But be prepared for a bumpy ride!
Its Sukari goldmine, in the Eastern desert of Egypt, was mined by the Pharaohs and the Romans. But Centamin Egypt (LSE: CEY) is planning to dig a lot more of the yellow metal out of the ground, by a combination of modern geology and brute force.
Whilst the gold bulls and bears fight out the future of the precious metal, there is much to be said for gold miners as a long-term play on the gold price. But mining companies brings their own distinctive risks, none more clearly so than Centamin has this year.
As the company cut production forecasts on Tuesday after access to explosives was restricted by local officials, its shares dived 24% to 104p, around half the price they hit last November before the revolutions in Tunisia and Egypt.

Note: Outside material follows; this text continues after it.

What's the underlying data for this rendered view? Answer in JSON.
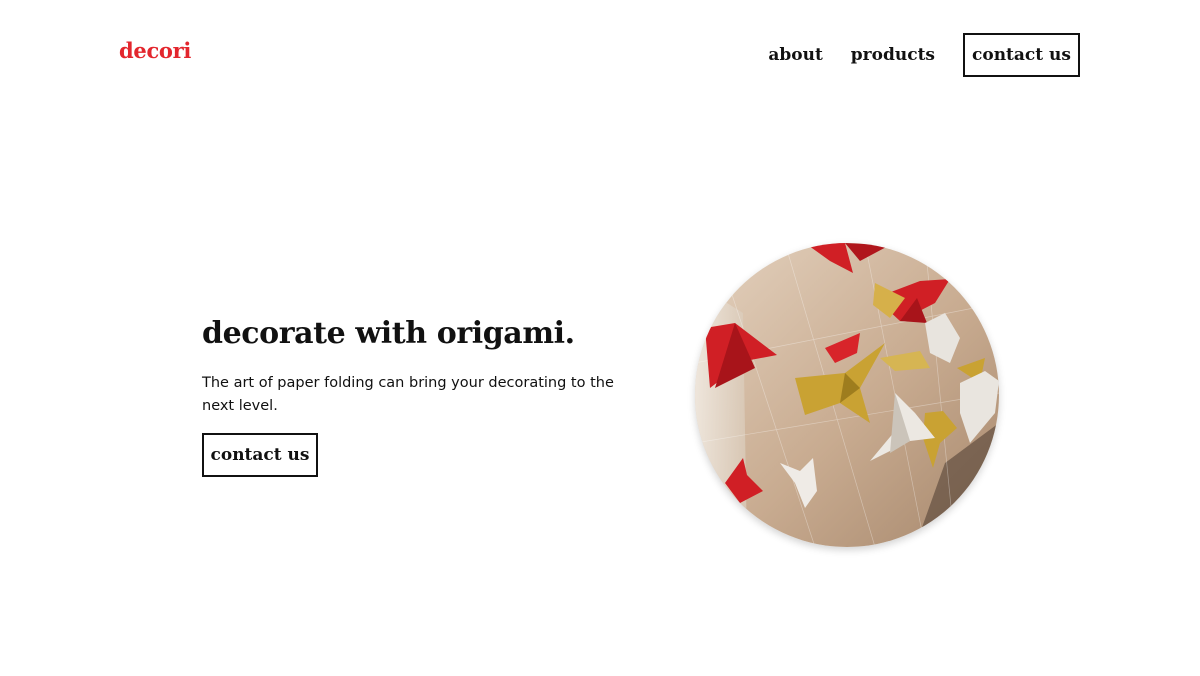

But the company is confident that the officials are acting without the authority of the military regime and that production will return to normal in the third quarter. If fears of the risk posed by the revolution are overdone, then this is a valuable buying opportunity.
From open pit to underground
Construction at Sukari, Centamin's only asset, was started in 2007 with production commencing in 2010. Most extraction is from open pit mining: digging out vast amount of earth to extract low concentrations of gold.
Some underground operations were commenced in May, which are expected to yield 10-12 grams of gold per ton compared to the 1 gram per ton of the open cast operations. Even so, cash production costs are relatively low, at an anticipated $550 per ounce for 2011.
Centamin was on course to produce 250-290,000 ounces in 2011, but Tuesday's guidance reduced that to 200-210,000 ounces. The target is to reach 500,000 ounces per year. Ore processing capability is planned to double to 10m tons per year by early 2013, with the capital cost funded entirely from cash flow.
There's plenty of gold for Centamin to dig out, with proved and probable reserves of 9.1m ounces, plus another potential 5.4m. The rise in reserve estimates has been a significant factor driving the share price since the company moved to the main market in 2009.
Despite the problems with the supply of explosives, production in the second quarter of the year was still up 6% on the previous quarter. However cost of production was up 15% to $606 per ounce. Average sales price was up 10% to $1,545 per ounce.
That margin generates a healthy P&L. On a consolidated basis, the company generated an annualised 17.7p per share in the last quarter. That's equivalent to a PE of 5.8.
It generates cash flow too. Operating activities produced $27m of cash whilst investment cost $33m. That barely cut into Centamin's $146m cash pile. It has no debt.
The company made a small acquisition in the year, of PLUS-market listed Sheba, which takes it into Ethiopia and is the first move to diversify.
Centamin was granted a concession of up to 60 years in 2005. Under the concession agreement, the operating company Sukari Gold Mines is a 50/50 joint venture between Centamin's Egyptian subsidiary and the Egyptian Mineral Resources Authority (EMRA).
Centamin is solely responsible for funding Sukari, but is entitled to recover all operating costs and capex. After that, the profit is shared with EMRA, with 60% to Centamin in the first year, 55% in the second and 50% after that.
Centamin itself is an Australian company with two items on its balance sheet: interest-free loans to its Egyptian subsidiary, and cash. But importantly, Centamin consolidates Sukari in its accounts, so what it reports includes EMRA's share. When this starts to be paid out it will show as a cost in the P&L.
In addition, Sukari pays a 3% royalty, but is exempt from all taxes and duties for 15 years.
This is double edged. When the cash-on-cash investment return turns positive, earnings will be hit. But with a 50% share as sleeping partner, the government has a vested interest in the status quo.
There's a large element of uncertainty over the future course of events in Egypt. Since the military government took over in February low level disorder has continued in Cairo, but this has not affected the remotely located Sukari mine directly.
There is, as yet, little sign of the elections which the military government originally promised within 6 months. Economic reforms, and a clamp down on corruption, should benefit Centamin but the risk of a new government being aggressive to foreign ownership can't be ignored.
Unless things go very badly this looks a buying opportunity, but definitely a speculative one.